Rosneft a annoncé que Gerhard Schröder allait quitter le conseil d'administration du groupe pétrolier russe. L'ex-chancelier allemand avait jusqu'alors refusé de quitter ce poste et celui qu'il occupe au sein du comité d'actionnaires de Nord Stream 2. Mais la veille, la chambre basse du parlement allemand lui a retiré certains de ses privilèges.
Gerhard Schröder a finalement cédé à la pression. L'ex-chancelier allemand va quitter le conseil d'administration de Rosneft, a annoncé le groupe pétrolier russe. Ce dernier a précisé que Gerhard Schröder avait informé la compagnie qu'il ne pouvait prolonger ses fonctions de président du conseil d'administration du numéro un russe du pétrole.
C'est un changement radical de position pour celui qui fut chancelier de 1998 à 2005 et qui refusait jusqu'alors de quitter son poste de président du conseil d'administration de Rosneft, premier groupe pétrolier russe, et du comité d'actionnaires de Nord Stream 2, gazoduc russo-allemand controversé. Il était même question qu'il entre en juin au conseil de surveillance du géant russe Gazprom. Ce proche de Vladimir Poutine maintient à l'égard de la Russie une position ambiguë, condamnant l'invasion de l'Ukraine, mais appelant à "ne pas couper complètement les liens" avec Moscou.
Mais la sanction imposée par le Bundestag, la chambre basse du parlement allemand, la veille a peut-être convaincu le septuagénaire de se ranger derrière l'avis général. Gerhard Schröder s'est en effet vu retirer certains de ses privilèges dus à son ancienne fonction, dont l'attribution de bureaux. L'ancien homme politique allemand continuait de bénéficier de plusieurs bureaux à la chambre des députés et d'un budget pour du personnel représentant un coût de 400.000 euros par an pour les contribuables allemands. Il avait également été privé de distinctions honorifiques par plusieurs villes.
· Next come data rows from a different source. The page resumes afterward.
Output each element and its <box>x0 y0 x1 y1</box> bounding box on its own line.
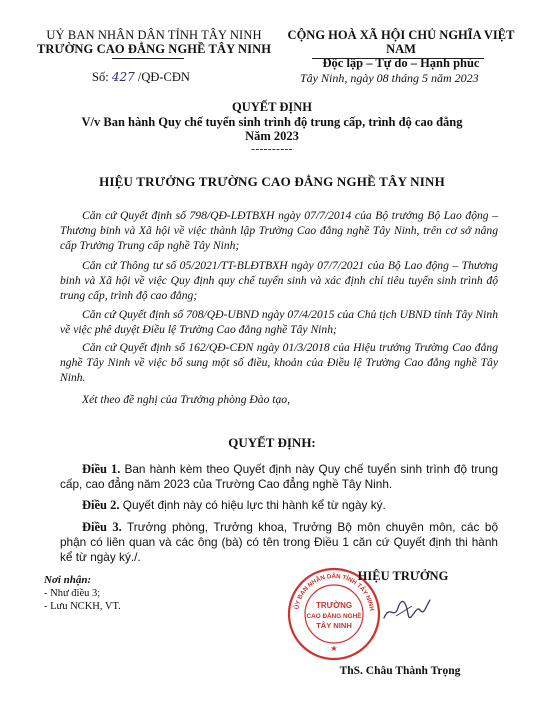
seal-line-1: TRƯỜNG <box>315 601 353 610</box>
issue-date: Tây Ninh, ngày 08 tháng 5 năm 2023 <box>300 71 479 85</box>
title-separator: ---------- <box>251 143 293 155</box>
authority-name: UỶ BAN NHÂN DÂN TỈNH TÂY NINH <box>46 28 262 42</box>
seal-star: ★ <box>330 644 338 653</box>
article-3: Điều 3. Trưởng phòng, Trưởng khoa, Trưởng Bộ môn chuyên môn, các bộ phận có liên quan và các ông (bà) có tên trong Điều 1 căn cứ Quyết định thi hành kể từ ngày ký./. <box>60 520 499 564</box>
signature-mark <box>382 596 432 626</box>
decision-heading: QUYẾT ĐỊNH: <box>228 435 316 450</box>
header-left-rule <box>112 58 184 59</box>
article-2: Điều 2. Quyết định này có hiệu lực thi hành kể từ ngày ký. <box>82 498 386 512</box>
title-year: Năm 2023 <box>245 129 299 143</box>
article-label: Điều 1. <box>82 462 121 476</box>
doc-number-handwritten: 427 <box>111 70 135 84</box>
legal-basis-1: Căn cứ Quyết định số 798/QĐ-LĐTBXH ngày 07/7/2014 của Bộ trưởng Bộ Lao động – Thương binh và Xã hội về việc thành lập Trường Cao đẳng nghề Tây Ninh, trên cơ sở nâng cấp Trường Trung cấp nghề Tây Ninh; <box>60 209 498 252</box>
document-number <box>92 70 190 85</box>
article-label: Điều 2. <box>82 498 120 512</box>
school-name: TRƯỜNG CAO ĐẲNG NGHỀ TÂY NINH <box>36 42 272 56</box>
recipients-title: Nơi nhận: <box>44 574 92 586</box>
signer-name: ThS. Châu Thành Trọng <box>339 665 461 677</box>
article-label: Điều 3. <box>82 520 122 534</box>
seal-line-3: TÂY NINH <box>316 621 352 630</box>
issuer-heading: HIỆU TRƯỞNG TRƯỜNG CAO ĐẲNG NGHỀ TÂY NINH <box>99 174 445 189</box>
article-1: Điều 1. Ban hành kèm theo Quyết định này Quy chế tuyển sinh trình độ trung cấp, cao đẳng năm 2023 của Trường Cao đẳng nghề Tây Ninh. <box>60 462 499 491</box>
document-title <box>30 100 514 144</box>
seal-line-2: CAO ĐẲNG NGHỀ <box>306 613 362 620</box>
issuing-authority <box>34 28 274 56</box>
doc-number-prefix: Số: <box>92 70 112 84</box>
title-subject: V/v Ban hành Quy chế tuyển sinh trình độ trung cấp, trình độ cao đẳng <box>81 114 463 129</box>
legal-basis-2: Căn cứ Thông tư số 05/2021/TT-BLĐTBXH ngày 07/7/2021 của Bộ Lao động – Thương binh và Xã hội về việc Quy định quy chế tuyển sinh và xác định chỉ tiêu tuyển sinh trình độ trung cấp, trình độ cao đẳng; <box>60 259 498 302</box>
header-right-rule <box>312 58 484 59</box>
country-name: CỘNG HOÀ XÃ HỘI CHỦ NGHĨA VIỆT NAM <box>287 28 515 56</box>
recipient-item: - Lưu NCKH, VT. <box>44 601 121 612</box>
proposal-note: Xét theo đề nghị của Trưởng phòng Đào tạo, <box>82 393 290 406</box>
signer-title: HIỆU TRƯỞNG <box>357 569 449 583</box>
motto: Độc lập – Tự do – Hạnh phúc <box>322 56 480 70</box>
doc-number-suffix: /QĐ-CĐN <box>134 70 190 84</box>
legal-basis-4: Căn cứ Quyết định số 162/QĐ-CĐN ngày 01/3/2018 của Hiệu trưởng Trường Cao đẳng nghề Tây Ninh về việc bổ sung một số điều, khoản của Điều lệ Trường Cao đẳng nghề Tây Ninh. <box>60 341 498 384</box>
seal-ring-text: ỦY BAN NHÂN DÂN TỈNH TÂY NINH <box>293 572 375 612</box>
recipient-item: - Như điều 3; <box>44 588 101 599</box>
title-main: QUYẾT ĐỊNH <box>232 100 312 114</box>
recipients <box>44 574 204 613</box>
national-motto <box>276 28 526 70</box>
legal-basis-3: Căn cứ Quyết định số 708/QĐ-UBND ngày 07/4/2015 của Chủ tịch UBND tỉnh Tây Ninh về việc phê duyệt Điều lệ Trường Cao đẳng nghề Tây Ninh; <box>60 308 498 336</box>
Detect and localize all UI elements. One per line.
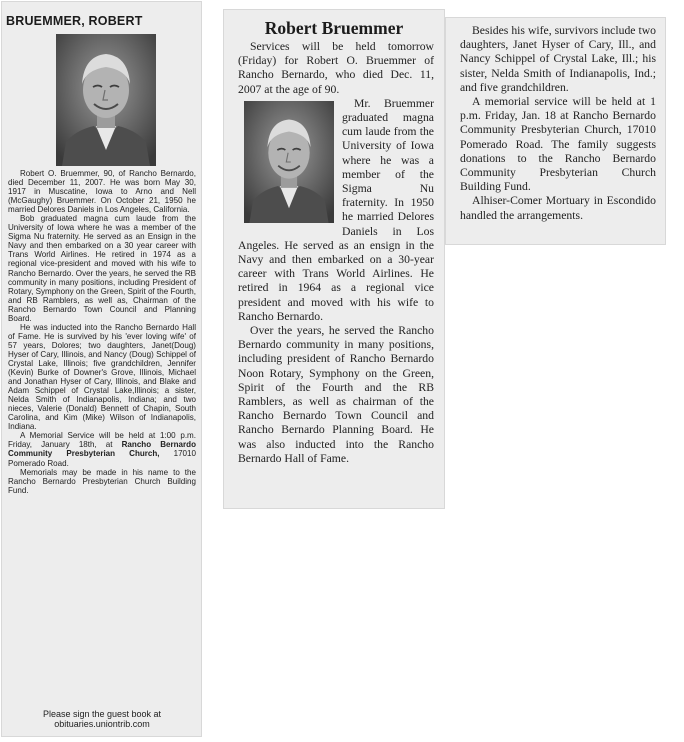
guestbook-url: obituaries.uniontrib.com [54,719,150,729]
memorial-text: A Memorial Service will be held at 1:00 p.m. Friday, January 18th, at [8,431,196,450]
obituary-paragraph: Besides his wife, survivors include two daughters, Janet Hyser of Cary, Ill., and Nancy Schippel of Crystal Lake, Ill.; his sister, Nelda Smith of Indianapolis, Ind.; and five grandchildren. [460,24,656,94]
obituary-paragraph: Services will be held tomorrow (Friday) for Robert O. Bruemmer of Rancho Bernardo, who died Dec. 11, 2007 at the age of 90. [238,40,434,96]
obituary-paragraph: Robert O. Bruemmer, 90, of Rancho Bernardo, died December 11, 2007. He was born May 30, 1917 in Muscatine, Iowa to Arno and Nell (McGaughy) Bruemmer. On October 21, 1950 he married Delores Daniels in Los Angeles, California. [8,169,196,215]
obituary-paragraph: Over the years, he served the Rancho Bernardo community in many positions, including president of Rancho Bernardo Noon Rotary, Symphony on the Green, Spirit of the Fourth and the RB Ramblers, as well as chairman of the Rancho Bernardo Town Council and Rancho Bernardo Planning Board. He was also inducted into the Rancho Bernardo Hall of Fame. [238,324,434,465]
obituary-paragraph: Bob graduated magna cum laude from the University of Iowa where he was a member of the Sigma Nu fraternity. He served as an Ensign in the Navy and then embarked on a 30 year career with Trans World Airlines. He retired in 1974 as a regional vice-president and moved with his wife to Rancho Bernardo. Over the years, he served the RB community in many positions, including President of Rotary, Symphony on the Green, Spirit of the Fourth, and RB Ramblers, as well as, Chairman of the Rancho Bernardo Town Council and Planning Board. [8,214,196,323]
obituary-title: Robert Bruemmer [264,18,404,38]
obituary-clipping-middle [224,10,444,508]
guestbook-note [12,709,192,729]
mortuary-paragraph: Alhiser-Comer Mortuary in Escondido handled the arrangements. [460,194,656,222]
memorial-address: 17010 Pomerado Road. [8,449,196,468]
obituary-heading: BRUEMMER, ROBERT [6,14,143,28]
donation-paragraph: Memorials may be made in his name to the Rancho Bernardo Presbyterian Church Building Fund. [8,467,196,495]
memorial-church: Rancho Bernardo Community Presbyterian Church, [8,440,196,459]
obituary-paragraph: He was inducted into the Rancho Bernardo Hall of Fame. He is survived by his 'ever loving wife' of 57 years, Dolores; two daughters, Janet(Doug) Hyser of Cary, Illinois, and Nancy (Doug) Schippel of Crystal Lake, Illinois; five grandchildren, Jennifer (Kevin) Burke of Downer's Grove, Illinois, Michael and Jonathan Hyser of Cary, Illinois, and Blake and Adam Schippel of Crystal Lake,Illinois; a sister, Nelda Smith of Indianapolis, Indiana; and two nieces, Valerie (Donald) Bennett of Chapin, South Carolina, and Kim (Mike) Wilson of Indianapolis, Indiana. [8,322,196,432]
memorial-service-paragraph [8,431,196,467]
obituary-clipping-left [2,2,201,736]
obituary-paragraph: Mr. Bruemmer graduated magna cum laude from the University of Iowa where he was a member of the Sigma Nu fraternity. In 1950 he married Delores Daniels in Los Angeles. He served as an ensign in the Navy and then embarked on a 30-year career with Trans World Airlines. He retired in 1964 as a regional vice president and moved with his wife to Rancho Bernardo. [238,96,434,323]
portrait-photo [244,101,334,223]
portrait-photo [56,34,156,166]
obituary-clipping-right [446,18,665,244]
obituary-body [8,169,196,495]
memorial-service-paragraph: A memorial service will be held at 1 p.m. Friday, Jan. 18 at Rancho Bernardo Community Presbyterian Church, 17010 Pomerado Road. The family suggests donations to the Rancho Bernardo Community Presbyterian Church Building Fund. [460,95,656,194]
guestbook-label: Please sign the guest book at [42,709,162,719]
obituary-body [460,24,656,223]
obituary-body [238,40,434,466]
Par ailleurs, à Bruxelles, les députés du parlement européen ont voté à une large majorité une résolution non contraignante lui demandant nommément de démissionner de ses postes. "Les membres européens des conseils d'administration des grandes entreprises russes et les hommes politiques qui continuent à recevoir des fonds russes" devraient être ajoutés à la liste des sanctions de l'UE, stipule le texte.